The mornings are my worst time, in general. I have been diagnosed with Type II diabetes, and in the morning I often feel shaky and light headed. I eat a small, low carb breakfast and take my medicine, but my whole system feels out of whack in the morning. I have often had difficulty sleeping; I am depressed being in the house alone; my body chemistry is unbalanced; and I have a hard time getting out from “inside” my dreams and nightmares from the night before. If I read the newspaper I am easily triggered by headlines dealing with abuse of children. In the shower I phase out and twenty minutes can go by and I don’t even know if I have washed my hair. I am frequently late for work and have to stay late to make up the time. I am struggling with dissociation when I drive to work; it’s daydreaming but magnified. I use grounding techniques to help me keep focused: ice, loud music, air conditioning on my face, reading signs out loud, singing. Then I find myself struggling back from somewhere and not being sure where I am or where I went and sometimes not being sure how to drive. Often I keep driving when I should pull over, because I am already late.
I feel that a lot of my morning issues are associated with my 4 year old. She feels unsafe and she feels alone. So now my parenting issues are with my inner child. I can’t be a better mother to Malcolm; I can continue to hold him in my heart but I can’t fix him.

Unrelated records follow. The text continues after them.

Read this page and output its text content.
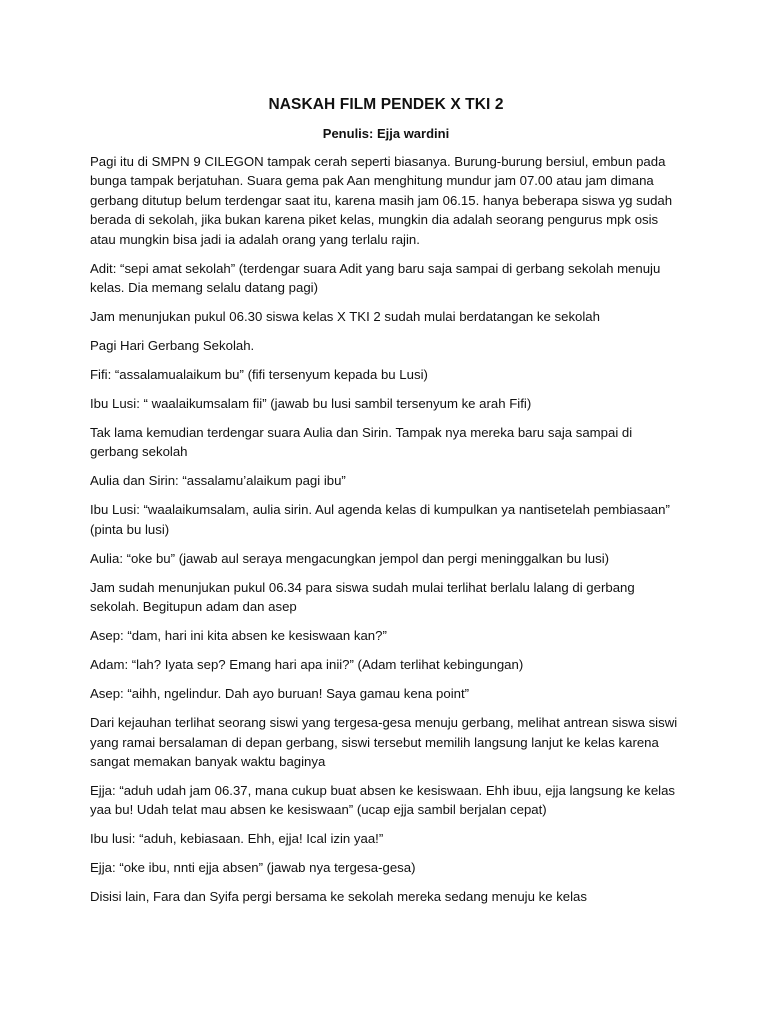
NASKAH FILM PENDEK X TKI 2
Penulis: Ejja wardini

Pagi itu di SMPN 9 CILEGON tampak cerah seperti biasanya. Burung-burung bersiul, embun pada bunga tampak berjatuhan. Suara gema pak Aan menghitung mundur jam 07.00 atau jam dimana gerbang ditutup belum terdengar saat itu, karena masih jam 06.15. hanya beberapa siswa yg sudah berada di sekolah, jika bukan karena piket kelas, mungkin dia adalah seorang pengurus mpk osis atau mungkin bisa jadi ia adalah orang yang terlalu rajin.

Adit: “sepi amat sekolah” (terdengar suara Adit yang baru saja sampai di gerbang sekolah menuju kelas. Dia memang selalu datang pagi)

Jam menunjukan pukul 06.30 siswa kelas X TKI 2 sudah mulai berdatangan ke sekolah

Pagi Hari Gerbang Sekolah.

Fifi: “assalamualaikum bu” (fifi tersenyum kepada bu Lusi)

Ibu Lusi: “ waalaikumsalam fii” (jawab bu lusi sambil tersenyum ke arah Fifi)

Tak lama kemudian terdengar suara Aulia dan Sirin. Tampak nya mereka baru saja sampai di gerbang sekolah

Aulia dan Sirin: “assalamu’alaikum pagi ibu”

Ibu Lusi: “waalaikumsalam, aulia sirin. Aul agenda kelas di kumpulkan ya nantisetelah pembiasaan” (pinta bu lusi)

Aulia: “oke bu” (jawab aul seraya mengacungkan jempol dan pergi meninggalkan bu lusi)

Jam sudah menunjukan pukul 06.34 para siswa sudah mulai terlihat berlalu lalang di gerbang sekolah. Begitupun adam dan asep

Asep: “dam, hari ini kita absen ke kesiswaan kan?”

Adam: “lah? Iyata sep? Emang hari apa inii?” (Adam terlihat kebingungan)

Asep: “aihh, ngelindur. Dah ayo buruan! Saya gamau kena point”

Dari kejauhan terlihat seorang siswi yang tergesa-gesa menuju gerbang, melihat antrean siswa siswi yang ramai bersalaman di depan gerbang, siswi tersebut memilih langsung lanjut ke kelas karena sangat memakan banyak waktu baginya

Ejja: “aduh udah jam 06.37, mana cukup buat absen ke kesiswaan. Ehh ibuu, ejja langsung ke kelas yaa bu! Udah telat mau absen ke kesiswaan” (ucap ejja sambil berjalan cepat)

Ibu lusi: “aduh, kebiasaan. Ehh, ejja! Ical izin yaa!”

Ejja: “oke ibu, nnti ejja absen” (jawab nya tergesa-gesa)

Disisi lain, Fara dan Syifa pergi bersama ke sekolah mereka sedang menuju ke kelas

What I need to work on today is my self-parenting. I need to draw up morning safety plans and rules about driving. I need to take up my dialoguing again. I have ignored my inner selves for too long. I have to engage all of me in the grieving from now on. Being safe will continue to be a challenge, but all my “children” deserve to be safe.
Although this reflection may sound coherent and reasonable, I want to make it clear that it took me all of my second year of grieving to begin to figure these things out. Grief is exhausting, overwhelming and debilitating; grief is traumatic. But if you have been in therapy for another type of trauma, as I have, you will have learnt tools that you can use to help you through your grief. Just don’t expect to be able to access these tools right away. First you have to learn to breathe again, and to sleep again, and to become aware of life going on around you. And when you are ready, you will begin to heal.